Where’s the Outrage? Holding the Powerful to the Fire
Since 2020’s hunger peak, what’s changed?
- The DA’s 2025 budget plea for PHP 513 billion promises farm infrastructure, but where’s the urgency to modernize now?
- NEDA’s Philippine Development Plan 2023-2028 dreams of 6-8% growth, yet fails to bridge the chasm between Manila’s skyscrapers and Visayas’ mud huts.
- DSWD’s aid programs limp along, hamstrung by bureaucracy while children starve.
These aren’t mere lapses—they’re a refusal to confront a crisis staring leaders in the face.
Contrast this with Brazil’s Fome Zero (Zero Hunger) under Lula da Silva in 2003: Facing hunger rates rivaling the Philippines’ today, Brazil blended cash transfers, school meals, and farmer support—cutting food insecurity by half in a decade. The Philippines has no equivalent vision, just piecemeal fixes that crumble under pressure. Where’s the political will to say, “No more”?
From Hollow Bellies to Hope: Solutions That Can’t Wait
Short-term:
- Expand food stamps to millions, not thousands—make them cash, not vouchers, so Maria can buy what her kids need.
- Flood schools with free meals—a hungry child can’t learn, and an uneducated generation dooms the future.
Long-term:
- Overhaul agriculture: land reform to empower small farmers, climate-resilient crops to defy typhoons, subsidies that actually reach Juan’s fields.
- Economic policy must shift—tax the rich, fund jobs, cap food prices when inflation bites.
If Manila falters, the world must step in. The UN’s Food and Agriculture Organization and the World Bank have the tools—technical aid, emergency funds—to prop up a system teetering on collapse.
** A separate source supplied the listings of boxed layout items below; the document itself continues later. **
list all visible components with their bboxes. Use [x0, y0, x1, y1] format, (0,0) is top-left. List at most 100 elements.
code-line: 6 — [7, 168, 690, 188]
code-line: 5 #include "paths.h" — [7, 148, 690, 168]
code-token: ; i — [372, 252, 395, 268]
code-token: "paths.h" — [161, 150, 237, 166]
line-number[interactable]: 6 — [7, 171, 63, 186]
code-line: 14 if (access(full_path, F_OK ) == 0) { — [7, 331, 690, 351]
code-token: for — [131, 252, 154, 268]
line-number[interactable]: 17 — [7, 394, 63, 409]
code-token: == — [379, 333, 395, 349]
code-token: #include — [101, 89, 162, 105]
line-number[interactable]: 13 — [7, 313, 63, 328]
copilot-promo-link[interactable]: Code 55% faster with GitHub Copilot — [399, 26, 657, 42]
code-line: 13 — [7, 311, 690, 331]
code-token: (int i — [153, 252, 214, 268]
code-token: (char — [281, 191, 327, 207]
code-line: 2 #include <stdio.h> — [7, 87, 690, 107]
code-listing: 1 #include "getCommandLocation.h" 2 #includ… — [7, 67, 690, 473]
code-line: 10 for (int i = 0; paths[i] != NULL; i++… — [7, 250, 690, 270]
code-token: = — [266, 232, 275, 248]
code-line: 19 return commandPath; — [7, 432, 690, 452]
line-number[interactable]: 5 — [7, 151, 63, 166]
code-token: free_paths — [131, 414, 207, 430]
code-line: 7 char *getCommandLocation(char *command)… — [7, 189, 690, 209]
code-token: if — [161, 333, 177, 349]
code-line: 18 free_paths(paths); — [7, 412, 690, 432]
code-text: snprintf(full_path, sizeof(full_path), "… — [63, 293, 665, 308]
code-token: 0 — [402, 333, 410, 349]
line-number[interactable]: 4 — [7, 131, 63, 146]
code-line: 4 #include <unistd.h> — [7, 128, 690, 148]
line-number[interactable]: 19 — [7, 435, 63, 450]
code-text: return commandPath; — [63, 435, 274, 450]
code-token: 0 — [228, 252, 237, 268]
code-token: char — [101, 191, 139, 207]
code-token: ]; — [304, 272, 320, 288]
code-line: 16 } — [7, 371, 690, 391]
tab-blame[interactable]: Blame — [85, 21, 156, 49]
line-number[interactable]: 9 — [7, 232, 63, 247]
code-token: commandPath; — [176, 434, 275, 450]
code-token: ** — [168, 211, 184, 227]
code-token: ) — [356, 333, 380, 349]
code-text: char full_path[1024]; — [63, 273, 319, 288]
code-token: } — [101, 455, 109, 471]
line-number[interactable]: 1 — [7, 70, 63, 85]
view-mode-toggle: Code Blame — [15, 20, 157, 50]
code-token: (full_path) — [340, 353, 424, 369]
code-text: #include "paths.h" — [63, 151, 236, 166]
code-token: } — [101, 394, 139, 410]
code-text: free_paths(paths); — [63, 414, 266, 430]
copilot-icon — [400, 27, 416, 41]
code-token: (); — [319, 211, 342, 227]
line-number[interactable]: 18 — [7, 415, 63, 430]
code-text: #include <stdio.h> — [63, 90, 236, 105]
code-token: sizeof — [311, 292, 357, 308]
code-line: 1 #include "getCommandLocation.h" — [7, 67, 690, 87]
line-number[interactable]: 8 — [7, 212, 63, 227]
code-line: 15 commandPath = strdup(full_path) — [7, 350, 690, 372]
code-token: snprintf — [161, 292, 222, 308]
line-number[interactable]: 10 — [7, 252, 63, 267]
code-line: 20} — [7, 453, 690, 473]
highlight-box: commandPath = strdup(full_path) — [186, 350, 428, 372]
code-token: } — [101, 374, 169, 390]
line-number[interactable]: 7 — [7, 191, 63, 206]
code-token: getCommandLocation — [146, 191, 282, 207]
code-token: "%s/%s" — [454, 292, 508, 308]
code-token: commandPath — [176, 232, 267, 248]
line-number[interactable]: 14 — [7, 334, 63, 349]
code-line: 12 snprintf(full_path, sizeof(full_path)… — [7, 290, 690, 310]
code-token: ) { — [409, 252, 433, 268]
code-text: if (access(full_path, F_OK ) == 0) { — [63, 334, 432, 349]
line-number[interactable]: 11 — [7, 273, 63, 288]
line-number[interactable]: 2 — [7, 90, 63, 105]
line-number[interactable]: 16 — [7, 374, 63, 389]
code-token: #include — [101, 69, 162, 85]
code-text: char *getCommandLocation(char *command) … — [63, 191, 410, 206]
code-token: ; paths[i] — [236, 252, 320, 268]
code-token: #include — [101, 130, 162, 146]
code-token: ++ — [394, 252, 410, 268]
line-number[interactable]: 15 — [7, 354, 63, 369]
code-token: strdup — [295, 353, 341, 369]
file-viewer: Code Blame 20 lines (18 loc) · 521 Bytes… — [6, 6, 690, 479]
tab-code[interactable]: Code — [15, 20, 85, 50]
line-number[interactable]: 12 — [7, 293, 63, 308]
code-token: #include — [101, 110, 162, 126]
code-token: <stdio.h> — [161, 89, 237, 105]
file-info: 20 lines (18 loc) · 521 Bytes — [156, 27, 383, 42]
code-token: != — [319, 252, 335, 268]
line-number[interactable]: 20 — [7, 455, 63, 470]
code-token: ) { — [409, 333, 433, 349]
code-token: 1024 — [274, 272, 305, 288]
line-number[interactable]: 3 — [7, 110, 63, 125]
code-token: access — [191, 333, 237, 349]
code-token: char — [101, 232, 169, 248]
Hunger isn’t a Filipino problem; it’s a human one.
The Last Supper: A Call to Rise Up
This isn’t just a policy failure; it’s a betrayal of humanity. Picture Maria’s hollow stare, Juan’s calloused hands clutching nothing. Then ask: How many more nights must they endure?
The Philippines stands at a crossroads—act now, or consign millions to a hunger that gnaws not just at bodies, but at the soul of a nation.
Leaders, the clock is ticking. What will you tell the children when it stops?